Makineyi tamamen doldurunca veya tek parça kıyafeti makineye attığınızda ne kadar deterjan koyacağınızı bilemiyor olabilirsiniz. İşte tam bu noktada i-Dos Deterjan Tarama teknolojisi devreye giriyor. Siemens Home Connect üzerinden şişelerin barkodunu okutup su sertliği ve deterjan yoğunluğunu makineye iletiyor, i-Dos ise her yıkamada doğru miktarı otomatik olarak ayarlıyor. Üstelik Siemens Home Connect uygulaması, deterjan seviyesini takip ederek deterjanınız tükenmeden önce size haber veriyor. Tek yapmanız gereken uygulamayı telefonunuza yüklemek ve çamaşır makinenizi uygulamaya bağlamak. 

stainRemoval teknolojisi: Zorlu lekelerle inatlaşmayı unutun 

Çay, yağ, makyaj, çikolata lekeleri… Gün içinde fark etmeden üzerinize bulaşan lekeler artık kâbus olmaktan çıkıyor. Siemens iQ500 çamaşır makinesi ile stainRemoval teknolojisi devreye giriyor. Tek bir dokunuşla çay, yağ, kozmetik veya günlük hayatta karşılaştığınız diğer zor lekeler için özel programları aktif edebilirsiniz. 

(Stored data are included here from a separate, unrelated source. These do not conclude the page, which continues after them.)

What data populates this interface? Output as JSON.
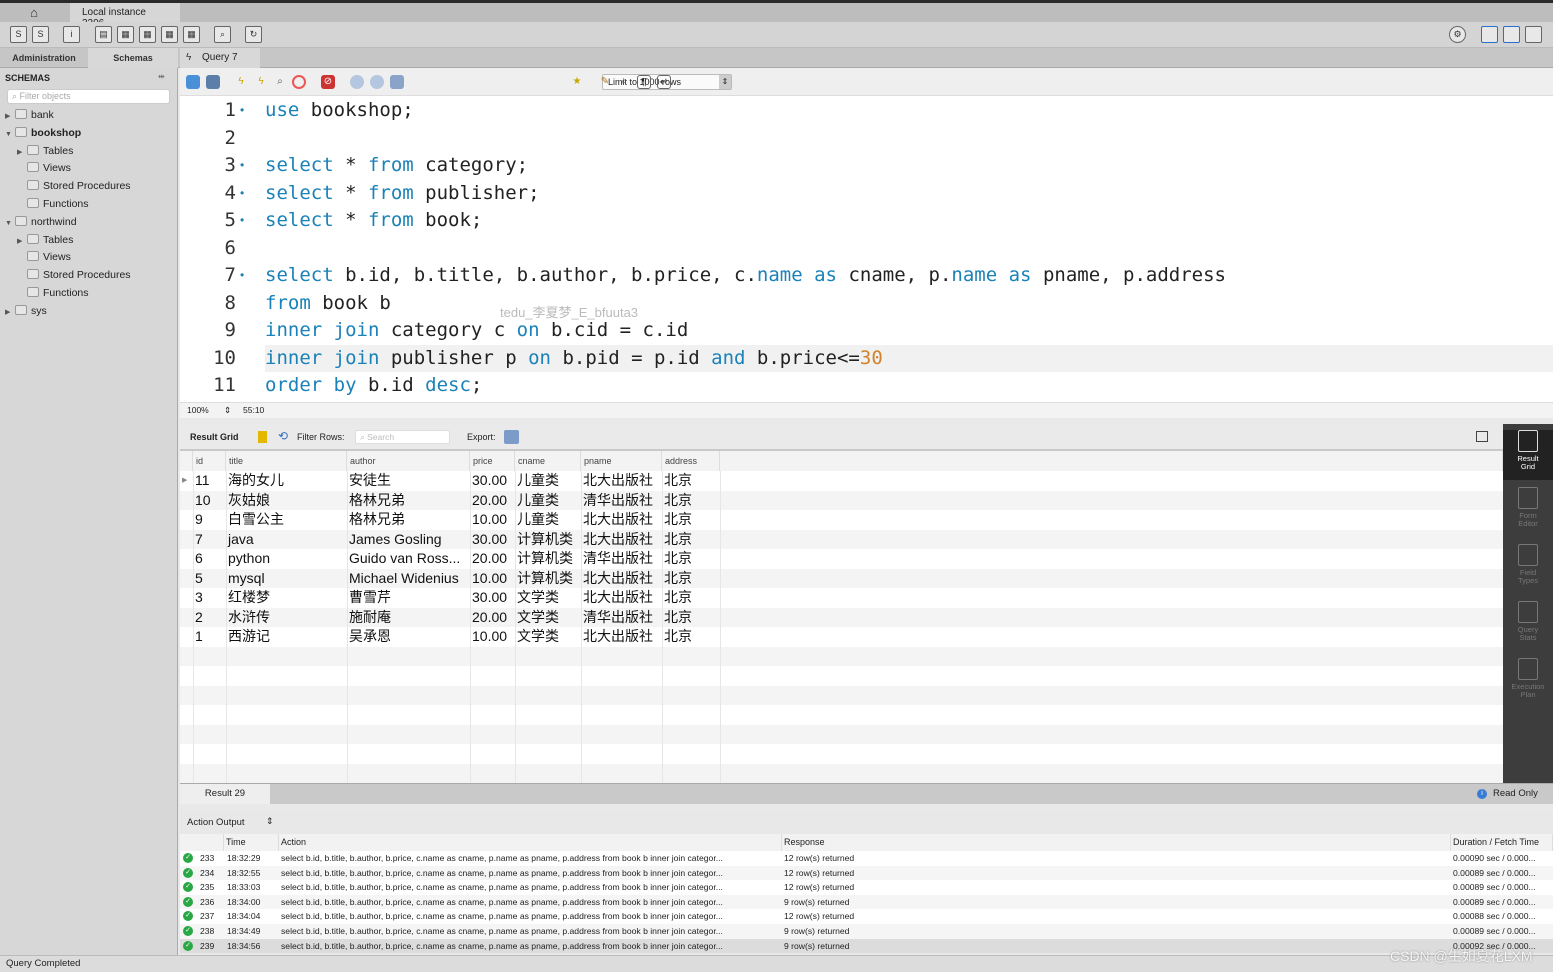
{
  "window": {
    "connection_tab": "Local instance 3306"
  },
  "nav_tabs": {
    "administration": "Administration",
    "schemas": "Schemas",
    "query_tab": "Query 7"
  },
  "sidebar": {
    "title": "SCHEMAS",
    "filter_placeholder": "Filter objects",
    "tree": [
      {
        "label": "bank",
        "level": 0,
        "arrow": "▶",
        "bold": false
      },
      {
        "label": "bookshop",
        "level": 0,
        "arrow": "▼",
        "bold": true
      },
      {
        "label": "Tables",
        "level": 1,
        "arrow": "▶",
        "bold": false
      },
      {
        "label": "Views",
        "level": 1,
        "arrow": "",
        "bold": false
      },
      {
        "label": "Stored Procedures",
        "level": 1,
        "arrow": "",
        "bold": false
      },
      {
        "label": "Functions",
        "level": 1,
        "arrow": "",
        "bold": false
      },
      {
        "label": "northwind",
        "level": 0,
        "arrow": "▼",
        "bold": false
      },
      {
        "label": "Tables",
        "level": 1,
        "arrow": "▶",
        "bold": false
      },
      {
        "label": "Views",
        "level": 1,
        "arrow": "",
        "bold": false
      },
      {
        "label": "Stored Procedures",
        "level": 1,
        "arrow": "",
        "bold": false
      },
      {
        "label": "Functions",
        "level": 1,
        "arrow": "",
        "bold": false
      },
      {
        "label": "sys",
        "level": 0,
        "arrow": "▶",
        "bold": false
      }
    ]
  },
  "editor_toolbar": {
    "limit_select": "Limit to 1000 rows"
  },
  "editor": {
    "lines": [
      {
        "n": "1",
        "dot": true,
        "tokens": [
          [
            "kw",
            "use"
          ],
          [
            "t",
            " bookshop;"
          ]
        ]
      },
      {
        "n": "2",
        "dot": false,
        "tokens": []
      },
      {
        "n": "3",
        "dot": true,
        "tokens": [
          [
            "kw",
            "select"
          ],
          [
            "t",
            " * "
          ],
          [
            "kw",
            "from"
          ],
          [
            "t",
            " category;"
          ]
        ]
      },
      {
        "n": "4",
        "dot": true,
        "tokens": [
          [
            "kw",
            "select"
          ],
          [
            "t",
            " * "
          ],
          [
            "kw",
            "from"
          ],
          [
            "t",
            " publisher;"
          ]
        ]
      },
      {
        "n": "5",
        "dot": true,
        "tokens": [
          [
            "kw",
            "select"
          ],
          [
            "t",
            " * "
          ],
          [
            "kw",
            "from"
          ],
          [
            "t",
            " book;"
          ]
        ]
      },
      {
        "n": "6",
        "dot": false,
        "tokens": []
      },
      {
        "n": "7",
        "dot": true,
        "tokens": [
          [
            "kw",
            "select"
          ],
          [
            "t",
            " b.id, b.title, b.author, b.price, c."
          ],
          [
            "kw",
            "name"
          ],
          [
            "t",
            " "
          ],
          [
            "kw",
            "as"
          ],
          [
            "t",
            " cname, p."
          ],
          [
            "kw",
            "name"
          ],
          [
            "t",
            " "
          ],
          [
            "kw",
            "as"
          ],
          [
            "t",
            " pname, p.address"
          ]
        ]
      },
      {
        "n": "8",
        "dot": false,
        "tokens": [
          [
            "kw",
            "from"
          ],
          [
            "t",
            " book b"
          ]
        ]
      },
      {
        "n": "9",
        "dot": false,
        "tokens": [
          [
            "kw",
            "inner join"
          ],
          [
            "t",
            " category c "
          ],
          [
            "kw",
            "on"
          ],
          [
            "t",
            " b.cid = c.id"
          ]
        ]
      },
      {
        "n": "10",
        "dot": false,
        "tokens": [
          [
            "kw",
            "inner join"
          ],
          [
            "t",
            " publisher p "
          ],
          [
            "kw",
            "on"
          ],
          [
            "t",
            " b.pid = p.id "
          ],
          [
            "kw",
            "and"
          ],
          [
            "t",
            " b.price<="
          ],
          [
            "num",
            "30"
          ]
        ]
      },
      {
        "n": "11",
        "dot": false,
        "tokens": [
          [
            "kw",
            "order by"
          ],
          [
            "t",
            " b.id "
          ],
          [
            "kw",
            "desc"
          ],
          [
            "t",
            ";"
          ]
        ]
      }
    ],
    "watermark": "tedu_李夏梦_E_bfuuta3",
    "zoom": "100%",
    "cursor_pos": "55:10"
  },
  "result_toolbar": {
    "result_grid": "Result Grid",
    "filter_rows": "Filter Rows:",
    "search_placeholder": "Search",
    "export": "Export:"
  },
  "grid": {
    "columns": [
      "id",
      "title",
      "author",
      "price",
      "cname",
      "pname",
      "address"
    ],
    "rows": [
      [
        "11",
        "海的女儿",
        "安徒生",
        "30.00",
        "儿童类",
        "北大出版社",
        "北京"
      ],
      [
        "10",
        "灰姑娘",
        "格林兄弟",
        "20.00",
        "儿童类",
        "清华出版社",
        "北京"
      ],
      [
        "9",
        "白雪公主",
        "格林兄弟",
        "10.00",
        "儿童类",
        "北大出版社",
        "北京"
      ],
      [
        "7",
        "java",
        "James Gosling",
        "30.00",
        "计算机类",
        "北大出版社",
        "北京"
      ],
      [
        "6",
        "python",
        "Guido van Ross...",
        "20.00",
        "计算机类",
        "清华出版社",
        "北京"
      ],
      [
        "5",
        "mysql",
        "Michael Widenius",
        "10.00",
        "计算机类",
        "北大出版社",
        "北京"
      ],
      [
        "3",
        "红楼梦",
        "曹雪芹",
        "30.00",
        "文学类",
        "北大出版社",
        "北京"
      ],
      [
        "2",
        "水浒传",
        "施耐庵",
        "20.00",
        "文学类",
        "清华出版社",
        "北京"
      ],
      [
        "1",
        "西游记",
        "吴承恩",
        "10.00",
        "文学类",
        "北大出版社",
        "北京"
      ]
    ]
  },
  "right_panel": [
    {
      "l1": "Result",
      "l2": "Grid"
    },
    {
      "l1": "Form",
      "l2": "Editor"
    },
    {
      "l1": "Field",
      "l2": "Types"
    },
    {
      "l1": "Query",
      "l2": "Stats"
    },
    {
      "l1": "Execution",
      "l2": "Plan"
    }
  ],
  "result_tabs": {
    "tab": "Result 29",
    "read_only": "Read Only"
  },
  "action_output": {
    "selector": "Action Output",
    "columns": [
      "",
      "Time",
      "Action",
      "Response",
      "Duration / Fetch Time"
    ],
    "rows": [
      [
        "233",
        "18:32:29",
        "select b.id, b.title, b.author, b.price, c.name as cname, p.name as pname, p.address from book b inner join categor...",
        "12 row(s) returned",
        "0.00090 sec / 0.000..."
      ],
      [
        "234",
        "18:32:55",
        "select b.id, b.title, b.author, b.price, c.name as cname, p.name as pname, p.address from book b inner join categor...",
        "12 row(s) returned",
        "0.00089 sec / 0.000..."
      ],
      [
        "235",
        "18:33:03",
        "select b.id, b.title, b.author, b.price, c.name as cname, p.name as pname, p.address from book b inner join categor...",
        "12 row(s) returned",
        "0.00089 sec / 0.000..."
      ],
      [
        "236",
        "18:34:00",
        "select b.id, b.title, b.author, b.price, c.name as cname, p.name as pname, p.address from book b inner join categor...",
        "9 row(s) returned",
        "0.00089 sec / 0.000..."
      ],
      [
        "237",
        "18:34:04",
        "select b.id, b.title, b.author, b.price, c.name as cname, p.name as pname, p.address from book b inner join categor...",
        "12 row(s) returned",
        "0.00088 sec / 0.000..."
      ],
      [
        "238",
        "18:34:49",
        "select b.id, b.title, b.author, b.price, c.name as cname, p.name as pname, p.address from book b inner join categor...",
        "9 row(s) returned",
        "0.00089 sec / 0.000..."
      ],
      [
        "239",
        "18:34:56",
        "select b.id, b.title, b.author, b.price, c.name as cname, p.name as pname, p.address from book b inner join categor...",
        "9 row(s) returned",
        "0.00092 sec / 0.000..."
      ]
    ]
  },
  "statusbar": {
    "text": "Query Completed"
  },
  "watermark": "CSDN @生如夏花LXM",
  "colors": {
    "keyword": "#1a82b8",
    "number": "#d2822a",
    "success": "#28a745",
    "side_panel": "#3d3d3d"
  }
}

Siemens Home Connect uygulaması sayesinde daha fazla leke türünü ve bunlar için geliştirilmiş özel programları keşfetmek de mümkün. Yani sadece “lekeyi çıkar” demekle kalmıyor, sizin için en doğru yıkama programını da otomatik olarak öneriyor. Böylece hem lekelerle uğraşmak zorunda kalmıyor hem de giysilerinizin ömrünü koruyorsunuz. 

Artık çocuğunuza yemek yedirirken dökülen yemek lekeleri, kahve kazaları ya da mutfakta sıçrayan yağ lekeleri sizi endişelendirmiyor. stainRemoval, günlük hayatın getirdiği küçük sürprizlere karşı en güvenilir yardımcınız oluyor. 

Siemens iQ500 çamaşır ve kurutma makineleri, artık sadece kıyafetlerinizi temizleyen makineler değil; size zaman, konfor ve güven veren akıllı iş ortaklarınızdır. Ütüye harcadığınız vakti kendinize ayırın, lekelerle uğraşmayı unutun ve teknolojinin yaşam alanınıza uyumunun keyfini yaşayın.

*Bu yazı Siemens’in katkılarıyla hazırlanmıştır.